Re: On Nietzche

From: Spudboy100@aol.com
Date: Wed Oct 11 2000 - 15:08:47 MDT


In a message dated 10/11/2000 4:00:55 PM Eastern Daylight Time,
alexboko@umich.edu writes:

<< On Wed, 11 Oct 2000, Timothy Tiedemann wrote:
 
> Monotheism is just a passing fad considering its only been around for
3,000
> years and seems to be falling out of favor among educated and intelligent
> people. But human psychology seems to demand that life mean something so
> humans will probably always create some sort of transcendental belief
> system. The communists and nazis were atheists but in effect created their
> own belief system or religion that they were willing to die for.
 
 Yup. People need beliefs, reference points. Welcome to existentialism. Now
 obsoleted by Existentialism Plus, of course. >>

I am not sure as you are that existentialism covers it as well for everyone
else as it satisfies your psychological needs. Once virtual immortalism is
achieved somehow, the you will get a test of existentialism. I was reading a
book about the 100 most important, as seen from the year 3000. THe book is A
View From The Year 3000, by astronomer, Michael Hart.
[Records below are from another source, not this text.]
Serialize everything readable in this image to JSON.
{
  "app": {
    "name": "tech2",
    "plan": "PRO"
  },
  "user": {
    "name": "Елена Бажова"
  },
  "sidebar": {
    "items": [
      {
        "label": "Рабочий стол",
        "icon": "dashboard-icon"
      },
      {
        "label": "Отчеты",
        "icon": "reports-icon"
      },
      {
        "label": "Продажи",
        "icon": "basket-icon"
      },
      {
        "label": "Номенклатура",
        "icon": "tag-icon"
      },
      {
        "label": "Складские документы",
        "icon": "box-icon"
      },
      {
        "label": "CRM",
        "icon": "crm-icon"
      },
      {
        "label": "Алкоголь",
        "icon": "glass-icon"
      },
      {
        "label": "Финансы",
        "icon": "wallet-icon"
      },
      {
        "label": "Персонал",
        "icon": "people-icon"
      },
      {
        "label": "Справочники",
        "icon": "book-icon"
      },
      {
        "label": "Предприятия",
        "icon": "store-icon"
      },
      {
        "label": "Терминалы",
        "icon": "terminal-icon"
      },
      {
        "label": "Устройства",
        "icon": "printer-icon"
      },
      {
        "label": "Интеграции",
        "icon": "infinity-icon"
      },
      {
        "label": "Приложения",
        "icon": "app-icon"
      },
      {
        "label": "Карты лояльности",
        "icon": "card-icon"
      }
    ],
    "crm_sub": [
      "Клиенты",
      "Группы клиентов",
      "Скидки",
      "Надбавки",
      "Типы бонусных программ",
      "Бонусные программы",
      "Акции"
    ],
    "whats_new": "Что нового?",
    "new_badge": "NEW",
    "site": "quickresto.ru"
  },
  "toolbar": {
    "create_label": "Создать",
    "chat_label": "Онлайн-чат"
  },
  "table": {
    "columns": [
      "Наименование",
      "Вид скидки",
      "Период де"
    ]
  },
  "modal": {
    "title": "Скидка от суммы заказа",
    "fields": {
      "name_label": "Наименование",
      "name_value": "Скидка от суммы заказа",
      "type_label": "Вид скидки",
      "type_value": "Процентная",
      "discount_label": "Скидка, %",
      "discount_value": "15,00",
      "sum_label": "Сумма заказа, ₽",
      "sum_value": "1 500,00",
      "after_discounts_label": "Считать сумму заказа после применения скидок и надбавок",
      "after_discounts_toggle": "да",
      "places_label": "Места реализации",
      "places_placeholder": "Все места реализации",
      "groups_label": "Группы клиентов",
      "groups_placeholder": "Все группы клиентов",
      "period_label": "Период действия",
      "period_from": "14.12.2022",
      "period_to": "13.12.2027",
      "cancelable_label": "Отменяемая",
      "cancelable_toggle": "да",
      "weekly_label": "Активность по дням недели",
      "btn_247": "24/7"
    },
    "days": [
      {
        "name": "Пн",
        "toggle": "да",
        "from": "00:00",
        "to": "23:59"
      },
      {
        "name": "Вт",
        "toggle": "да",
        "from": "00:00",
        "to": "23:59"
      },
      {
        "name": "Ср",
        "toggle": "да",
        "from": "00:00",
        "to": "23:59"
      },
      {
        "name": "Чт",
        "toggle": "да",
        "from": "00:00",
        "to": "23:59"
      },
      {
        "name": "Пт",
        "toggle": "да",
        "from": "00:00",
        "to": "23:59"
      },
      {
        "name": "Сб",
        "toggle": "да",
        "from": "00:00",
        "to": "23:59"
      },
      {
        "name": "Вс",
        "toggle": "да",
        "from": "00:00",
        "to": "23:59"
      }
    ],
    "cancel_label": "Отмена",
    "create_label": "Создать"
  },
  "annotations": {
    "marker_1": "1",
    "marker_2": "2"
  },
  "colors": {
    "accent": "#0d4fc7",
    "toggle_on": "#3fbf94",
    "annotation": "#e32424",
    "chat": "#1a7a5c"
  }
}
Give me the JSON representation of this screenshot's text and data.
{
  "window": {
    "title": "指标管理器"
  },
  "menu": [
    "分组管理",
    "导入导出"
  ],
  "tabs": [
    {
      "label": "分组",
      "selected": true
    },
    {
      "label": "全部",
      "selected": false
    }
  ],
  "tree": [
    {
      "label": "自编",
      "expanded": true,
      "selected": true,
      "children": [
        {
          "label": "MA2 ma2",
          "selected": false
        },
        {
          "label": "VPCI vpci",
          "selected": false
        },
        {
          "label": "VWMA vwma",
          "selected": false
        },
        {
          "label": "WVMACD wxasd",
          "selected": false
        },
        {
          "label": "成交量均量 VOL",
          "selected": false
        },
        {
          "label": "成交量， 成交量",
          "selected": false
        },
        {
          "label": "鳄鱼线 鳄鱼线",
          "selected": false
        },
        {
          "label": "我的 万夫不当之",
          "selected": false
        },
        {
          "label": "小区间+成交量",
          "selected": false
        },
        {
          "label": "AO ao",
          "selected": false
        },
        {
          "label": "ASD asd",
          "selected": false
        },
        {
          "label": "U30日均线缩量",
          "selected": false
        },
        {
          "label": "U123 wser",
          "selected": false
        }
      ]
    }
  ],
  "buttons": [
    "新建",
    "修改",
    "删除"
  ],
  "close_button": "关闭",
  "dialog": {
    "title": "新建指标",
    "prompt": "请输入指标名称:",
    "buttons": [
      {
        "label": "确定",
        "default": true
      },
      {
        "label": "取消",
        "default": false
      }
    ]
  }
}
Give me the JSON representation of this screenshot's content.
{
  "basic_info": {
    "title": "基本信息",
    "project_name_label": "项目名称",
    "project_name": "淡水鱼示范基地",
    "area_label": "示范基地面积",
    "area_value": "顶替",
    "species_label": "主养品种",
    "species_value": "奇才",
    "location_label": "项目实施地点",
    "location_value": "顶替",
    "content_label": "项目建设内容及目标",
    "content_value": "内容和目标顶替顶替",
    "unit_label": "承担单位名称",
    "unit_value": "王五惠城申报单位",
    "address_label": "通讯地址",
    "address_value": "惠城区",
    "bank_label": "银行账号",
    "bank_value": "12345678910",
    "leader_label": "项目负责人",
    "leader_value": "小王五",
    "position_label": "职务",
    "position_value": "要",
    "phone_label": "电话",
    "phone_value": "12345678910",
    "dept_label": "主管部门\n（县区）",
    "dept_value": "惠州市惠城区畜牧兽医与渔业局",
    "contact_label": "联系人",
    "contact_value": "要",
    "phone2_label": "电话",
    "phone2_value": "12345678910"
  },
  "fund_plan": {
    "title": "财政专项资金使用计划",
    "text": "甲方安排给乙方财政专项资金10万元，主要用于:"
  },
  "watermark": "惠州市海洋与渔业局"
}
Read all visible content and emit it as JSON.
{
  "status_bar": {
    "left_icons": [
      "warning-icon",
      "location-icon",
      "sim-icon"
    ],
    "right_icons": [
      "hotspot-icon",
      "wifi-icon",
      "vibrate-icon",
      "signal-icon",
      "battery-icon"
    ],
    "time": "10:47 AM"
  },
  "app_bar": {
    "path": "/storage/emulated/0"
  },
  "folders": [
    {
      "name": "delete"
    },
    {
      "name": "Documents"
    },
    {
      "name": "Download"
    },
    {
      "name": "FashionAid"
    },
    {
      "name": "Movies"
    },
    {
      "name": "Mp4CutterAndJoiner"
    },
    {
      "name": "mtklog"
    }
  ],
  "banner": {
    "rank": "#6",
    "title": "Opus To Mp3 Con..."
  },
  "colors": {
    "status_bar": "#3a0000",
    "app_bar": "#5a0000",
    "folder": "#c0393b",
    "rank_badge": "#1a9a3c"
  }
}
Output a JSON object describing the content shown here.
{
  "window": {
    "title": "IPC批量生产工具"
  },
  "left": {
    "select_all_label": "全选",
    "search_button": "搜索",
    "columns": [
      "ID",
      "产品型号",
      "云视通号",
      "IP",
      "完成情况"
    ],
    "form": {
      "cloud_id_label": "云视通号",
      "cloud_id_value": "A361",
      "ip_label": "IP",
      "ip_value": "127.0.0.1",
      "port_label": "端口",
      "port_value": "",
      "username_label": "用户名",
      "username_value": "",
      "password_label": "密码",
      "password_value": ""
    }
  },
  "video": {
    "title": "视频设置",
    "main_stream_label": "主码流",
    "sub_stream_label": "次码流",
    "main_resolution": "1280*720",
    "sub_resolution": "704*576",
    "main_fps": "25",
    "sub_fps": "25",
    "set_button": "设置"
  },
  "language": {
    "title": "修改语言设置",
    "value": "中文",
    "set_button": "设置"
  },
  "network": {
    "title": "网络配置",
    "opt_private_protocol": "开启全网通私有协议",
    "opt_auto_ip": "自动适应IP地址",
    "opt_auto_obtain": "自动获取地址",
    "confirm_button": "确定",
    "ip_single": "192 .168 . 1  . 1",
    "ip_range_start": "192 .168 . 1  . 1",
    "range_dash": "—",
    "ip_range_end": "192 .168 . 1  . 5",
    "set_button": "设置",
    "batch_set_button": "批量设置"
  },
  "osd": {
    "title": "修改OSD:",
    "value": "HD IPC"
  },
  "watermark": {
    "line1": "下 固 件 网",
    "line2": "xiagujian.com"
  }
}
In his fiction of the
future the author states that immortalism was achived in the late 22nd
century, and one of the results was that the books of this time became
un-readable because our whole existence is clouded by mortality-hence so is
our literature.

The author, had a tiny minority among those who retained a religious
identity, regardless of near immortalism being a fact of everyday life. The
most important person to receive top of the Hundred, was a scientist who
developed "pseudo-immortality". So we shan't see a true test of Monotheism's
durability until we achieve some form of consciouness-involved immortalism.